Case in point: He was wrong about Rives Park’s namesake. The first time you asked Ace that question, in the October 21, 2008, issue, he said Rives Park was named after William Cabell Rives, an Albemarle County politician and lawyer who lived at Castle Hill. But thank goodness you asked him again, because, truth be told, he was mistaken. It was actually named after William’s brother, Alexander. Of course, you can see how Ace got confused; the two brothers have strangely similar biographies.
William attended Hampden-Sydney College, Alexander attended Hampden-Sydney College. William became a lawyer, Alexander became a lawyer. William got hitched, Alexander got hitched. Though, Alexander did one-up old Billy on this one: He produced 10 (10!) children with his first wife, Isabella Wydown.

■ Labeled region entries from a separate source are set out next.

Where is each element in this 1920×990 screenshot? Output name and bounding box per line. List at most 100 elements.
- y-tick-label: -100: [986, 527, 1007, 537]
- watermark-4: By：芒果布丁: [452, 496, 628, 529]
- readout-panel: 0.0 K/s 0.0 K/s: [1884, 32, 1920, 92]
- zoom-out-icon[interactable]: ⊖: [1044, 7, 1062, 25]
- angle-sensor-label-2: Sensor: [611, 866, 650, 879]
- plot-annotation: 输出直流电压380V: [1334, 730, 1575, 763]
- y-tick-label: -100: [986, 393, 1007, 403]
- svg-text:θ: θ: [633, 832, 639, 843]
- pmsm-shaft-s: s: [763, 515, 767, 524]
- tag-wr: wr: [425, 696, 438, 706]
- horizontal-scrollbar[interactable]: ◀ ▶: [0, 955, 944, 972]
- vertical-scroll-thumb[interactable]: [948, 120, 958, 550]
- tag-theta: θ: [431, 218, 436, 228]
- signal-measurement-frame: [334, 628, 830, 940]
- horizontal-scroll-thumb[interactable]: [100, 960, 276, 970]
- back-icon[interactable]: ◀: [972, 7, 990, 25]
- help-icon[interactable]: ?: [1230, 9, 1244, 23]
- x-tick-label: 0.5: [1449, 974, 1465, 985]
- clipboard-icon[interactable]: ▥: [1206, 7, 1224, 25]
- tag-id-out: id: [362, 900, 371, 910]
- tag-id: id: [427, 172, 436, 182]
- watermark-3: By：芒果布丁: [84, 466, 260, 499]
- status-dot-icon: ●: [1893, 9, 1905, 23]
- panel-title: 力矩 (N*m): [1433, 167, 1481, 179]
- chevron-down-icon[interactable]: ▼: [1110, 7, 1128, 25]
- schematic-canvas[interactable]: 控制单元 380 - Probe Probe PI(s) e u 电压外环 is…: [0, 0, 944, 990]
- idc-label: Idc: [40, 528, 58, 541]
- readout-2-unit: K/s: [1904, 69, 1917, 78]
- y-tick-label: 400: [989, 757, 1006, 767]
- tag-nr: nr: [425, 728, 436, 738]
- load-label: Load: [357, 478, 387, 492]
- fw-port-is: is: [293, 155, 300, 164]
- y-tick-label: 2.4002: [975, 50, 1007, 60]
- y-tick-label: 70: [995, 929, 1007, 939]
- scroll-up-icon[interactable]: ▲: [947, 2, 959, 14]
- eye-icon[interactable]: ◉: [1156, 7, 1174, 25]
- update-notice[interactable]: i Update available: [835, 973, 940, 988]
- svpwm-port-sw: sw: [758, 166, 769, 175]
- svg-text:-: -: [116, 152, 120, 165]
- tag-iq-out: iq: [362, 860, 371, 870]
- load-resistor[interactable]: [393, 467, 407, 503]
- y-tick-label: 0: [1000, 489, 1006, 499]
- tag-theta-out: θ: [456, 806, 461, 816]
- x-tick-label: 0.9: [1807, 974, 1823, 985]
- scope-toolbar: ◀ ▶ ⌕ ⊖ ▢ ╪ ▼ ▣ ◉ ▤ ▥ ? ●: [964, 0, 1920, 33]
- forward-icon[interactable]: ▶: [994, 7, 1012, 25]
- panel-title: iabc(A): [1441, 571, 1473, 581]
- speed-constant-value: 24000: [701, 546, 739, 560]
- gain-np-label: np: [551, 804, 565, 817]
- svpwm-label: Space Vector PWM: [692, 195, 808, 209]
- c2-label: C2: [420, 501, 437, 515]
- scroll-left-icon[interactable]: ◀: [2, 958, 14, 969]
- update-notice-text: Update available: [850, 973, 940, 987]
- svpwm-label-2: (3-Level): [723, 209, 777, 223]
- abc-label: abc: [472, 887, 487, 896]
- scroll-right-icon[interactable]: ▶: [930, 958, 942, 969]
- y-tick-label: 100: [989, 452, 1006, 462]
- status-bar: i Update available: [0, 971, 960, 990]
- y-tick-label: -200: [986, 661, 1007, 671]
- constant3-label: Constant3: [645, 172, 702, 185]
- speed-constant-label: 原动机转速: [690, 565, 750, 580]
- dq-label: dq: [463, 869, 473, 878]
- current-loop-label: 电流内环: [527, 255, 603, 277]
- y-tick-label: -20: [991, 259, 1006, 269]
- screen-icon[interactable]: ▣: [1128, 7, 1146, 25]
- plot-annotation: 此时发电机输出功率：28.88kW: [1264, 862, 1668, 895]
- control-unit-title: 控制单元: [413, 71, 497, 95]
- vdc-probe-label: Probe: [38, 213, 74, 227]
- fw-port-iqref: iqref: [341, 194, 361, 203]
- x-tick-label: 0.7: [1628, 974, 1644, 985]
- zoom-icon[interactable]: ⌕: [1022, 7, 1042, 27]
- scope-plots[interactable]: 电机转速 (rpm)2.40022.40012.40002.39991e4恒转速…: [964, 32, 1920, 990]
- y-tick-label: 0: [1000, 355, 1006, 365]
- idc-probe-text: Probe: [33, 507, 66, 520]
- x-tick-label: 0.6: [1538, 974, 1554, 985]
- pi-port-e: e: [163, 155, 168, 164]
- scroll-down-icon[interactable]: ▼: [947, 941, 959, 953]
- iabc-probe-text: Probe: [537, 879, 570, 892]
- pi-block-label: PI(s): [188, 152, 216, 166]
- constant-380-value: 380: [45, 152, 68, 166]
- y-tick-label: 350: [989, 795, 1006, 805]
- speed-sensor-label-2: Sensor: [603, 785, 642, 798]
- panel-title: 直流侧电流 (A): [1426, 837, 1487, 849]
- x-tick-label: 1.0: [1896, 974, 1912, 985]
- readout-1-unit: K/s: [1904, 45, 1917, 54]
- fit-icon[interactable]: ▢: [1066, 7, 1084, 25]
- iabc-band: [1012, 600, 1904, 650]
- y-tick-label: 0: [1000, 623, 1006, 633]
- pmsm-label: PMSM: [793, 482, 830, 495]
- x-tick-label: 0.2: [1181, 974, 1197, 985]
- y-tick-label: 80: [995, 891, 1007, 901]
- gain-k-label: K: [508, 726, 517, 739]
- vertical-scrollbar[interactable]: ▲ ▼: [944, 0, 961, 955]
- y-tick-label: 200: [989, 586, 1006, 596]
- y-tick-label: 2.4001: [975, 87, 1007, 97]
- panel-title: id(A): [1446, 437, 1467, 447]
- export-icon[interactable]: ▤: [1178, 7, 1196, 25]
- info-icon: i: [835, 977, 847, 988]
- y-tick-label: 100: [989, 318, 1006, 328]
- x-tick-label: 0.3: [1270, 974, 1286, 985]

Still, William lived on a handsome estate, and Alexander lived on a handsome estate. Specifically, the Carlton Estate, a large plot of land just north of Monticello that has since been divided into a subdivision through which Rives Street, Carlton Road and Carlton Avenue run. But that still doesn’t answer the question of where our Rives Park got its name. Ace called Brian Daly, the assistant director of Parks and Recreation, to confirm what he already assumed (though, we all know what happens when Ace assumes).
Brian said the park, which was acquired in the ’30s, was probably named after Rives Street, since that’s where it’s situated. And then he gave him the big confirmation: It’s located on a plot of land that was once the Carlton Estate. Bingo! Ace wins again!
But back to Alexander. After his brother died in 1868, Alex was appointed judge of the U.S. District Court for the Western District of Virginia by President Ulysses S. Grant. Talk about living up to his potential.